Google and Its Use of the Word “Public”: A Clever and Revenue-Generating Policy Edit
July 6, 2023
Note: This essay is the work of a real and still-alive dinobaby. No smart software involved, just a dumb humanoid.
If one has the cash, one can purchase user-generated data from more than 500 data publishers in the US. Some of these outfits are unknown. When a liberal Wall Street Journal reporter learns about Venntel or one of these outfits, outrage ensues. I am not going to explain how data from a user finds its ways into the hands of a commercial data aggregator or database publisher. Why not Google it? Let me know how helpful that research will be.
Why are these outfits important? The reasons include:
- Direct from app information obtained when a clueless mobile user accepts the Terms of Use. Do you hear the slurping sounds?
- Organizations with financial data and savvy data wranglers who cross correlate data from multiple sources?
- Outfits which assemble real-time or near-real-time user location data. How useful are those data in identifying military locations with a population of individuals who exercise wearing helpful heart and step monitoring devices?
Navigate to “Google’s Updated Privacy Policy States It Can Use Public Data to Train its AI Models.” The write up does not make clear what “public data” are. My hunch is that the Google is not exceptionally helpful with its definitions of important “obvious” concepts. The disconnect is the point of the policy change. Public data or third-party data can be purchased, licensed, used on a cloud service like an Oracle-like BlueKai clone, or obtained as part of a commercial deal with everyone’s favorite online service LexisNexis or one of its units.
A big advertiser demonstrates joy after reading about Google’s detailed prospect targeting reports. Dossiers of big buck buyers are available to those relying on Google for online text and video sales and marketing.
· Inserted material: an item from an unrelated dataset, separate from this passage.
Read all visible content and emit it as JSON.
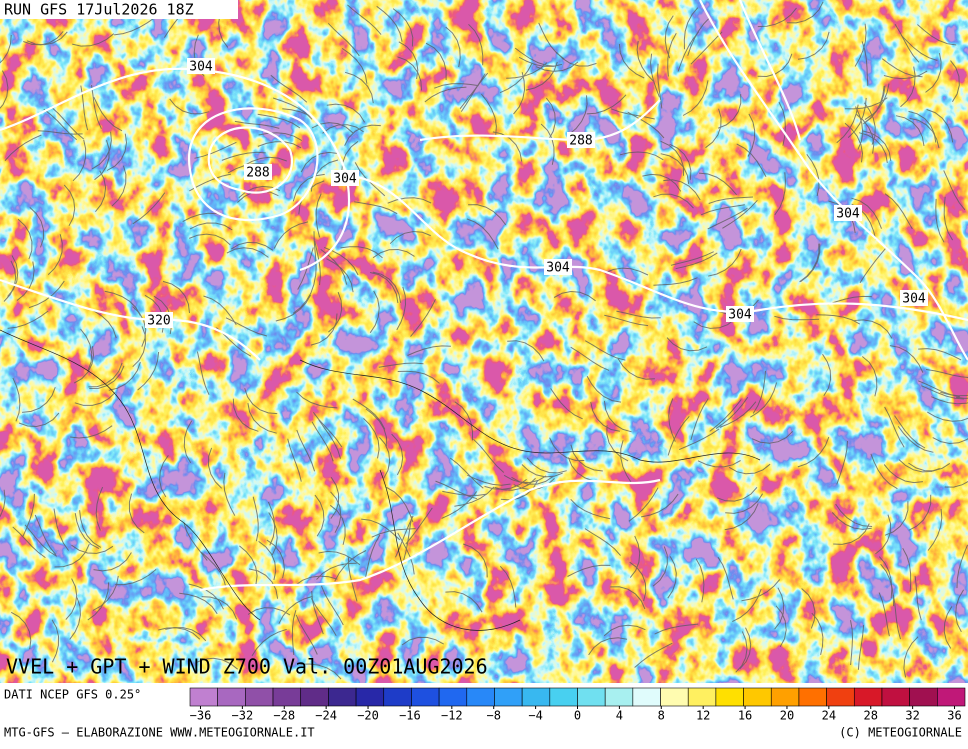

The image of this happy media buyer is from the elves at MidJourney.
The write up states with typical Silicon Valley “real” news flair:
By updating its policy, it’s letting people know and making it clear that anything they publicly post online could be used to train Bard, its future versions and any other generative AI product Google develops.
Okay. “the weekend” mentioned in the write up is the 4th of July weekend. Is this a hot news or a slow news time? If you picked “hot”, you are respectfully wrong.
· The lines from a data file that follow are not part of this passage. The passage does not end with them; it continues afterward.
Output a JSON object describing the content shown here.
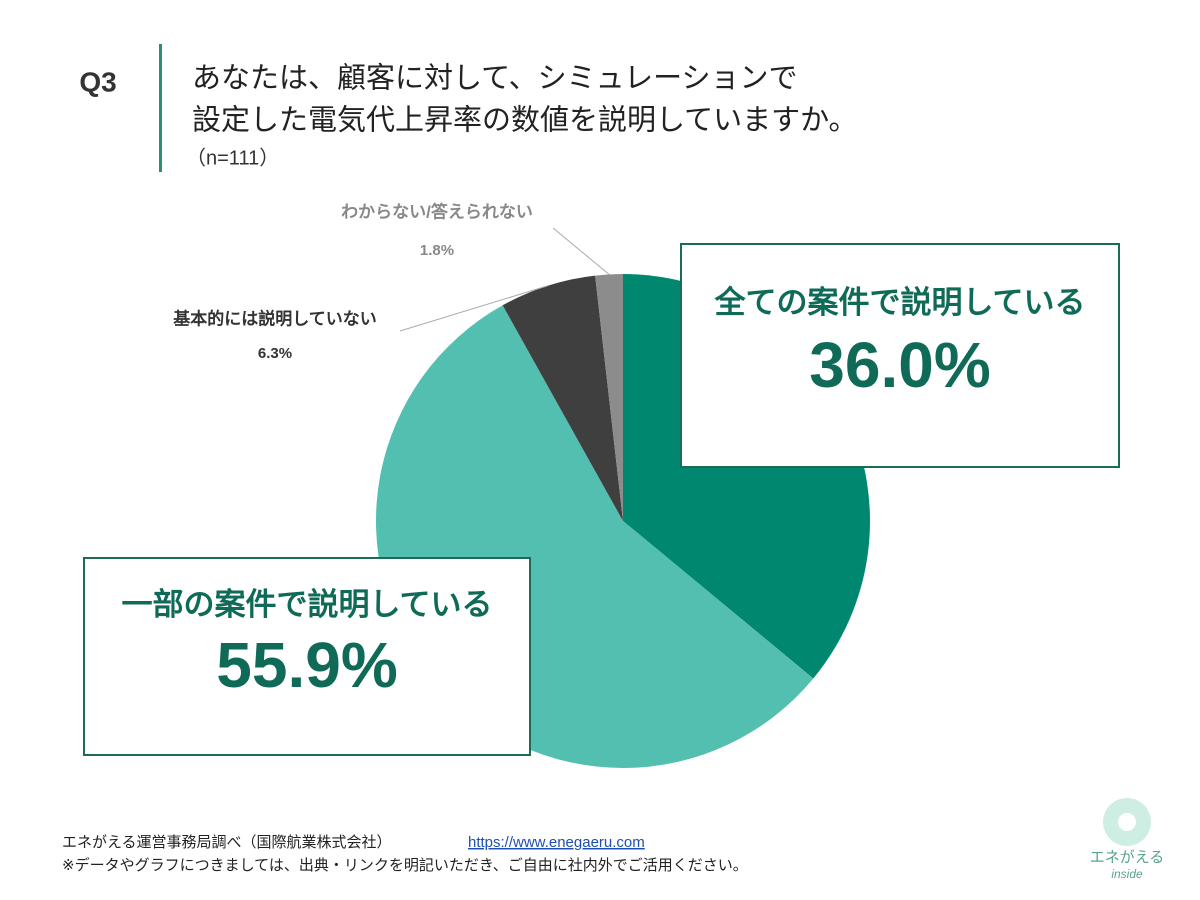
{
  "question_number": "Q3",
  "chart_data": {
    "type": "pie",
    "title": [
      "あなたは、顧客に対して、シミュレーションで",
      "設定した電気代上昇率の数値を説明していますか。"
    ],
    "subtitle": "（n=111）",
    "categories": [
      "全ての案件で説明している",
      "一部の案件で説明している",
      "基本的には説明していない",
      "わからない/答えられない"
    ],
    "values": [
      36.0,
      55.9,
      6.3,
      1.8
    ],
    "value_labels": [
      "36.0%",
      "55.9%",
      "6.3%",
      "1.8%"
    ],
    "colors": [
      "#00876f",
      "#52bfb0",
      "#3f3f3f",
      "#8c8c8c"
    ]
  },
  "footer": {
    "source": "エネがえる運営事務局調べ（国際航業株式会社）",
    "url": "https://www.enegaeru.com",
    "note": "※データやグラフにつきましては、出典・リンクを明記いただき、ご自由に社内外でご活用ください。"
  },
  "logo": {
    "name": "エネがえる",
    "tag": "inside"
  }
}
Now back to “public.” Think in terms of Google’s licensing third-party data, cross correlating those data with its log data generated by users, and any proprietary data obtained by Google’s Android or Chrome software, Gmail, its office apps, and any other data which a user clicking one of those “Agree” boxes cheerfully mouses through.
The idea, if the information in Google patent US7774328 B2. What’s interesting is that this granted patent does not include a quite helpful figure from the patent application US2007 0198481. Here’s the 16 year old figure. The subject is Michael Jackson. The text is difficult to read (write your Congressman or Senator to complain). The output is a machine generated dossier about the pop star. Note that it includes aliases. Other useful data are in the report. The granted patent presents more vanilla versions of the dossier generator, however.
The use of “public” data may enhance the type of dossier or other meaty report about a person. How about a map showing the travels of a person prior to providing a geo-fence about an individual’s location on a specific day and time. Useful for some applications? If these “inventions” are real, then the potential use cases are interesting. Advertisers will probably be interested? Can you think of other use cases? I can.
The cited article focuses on AI. I think that more substantive use cases fit nicely with the shift in “policy” for public data. Have your asked yourself, “What will Mandiant professionals find interesting in cross correlated data?”
Stephen E Arnold, July 6, 2023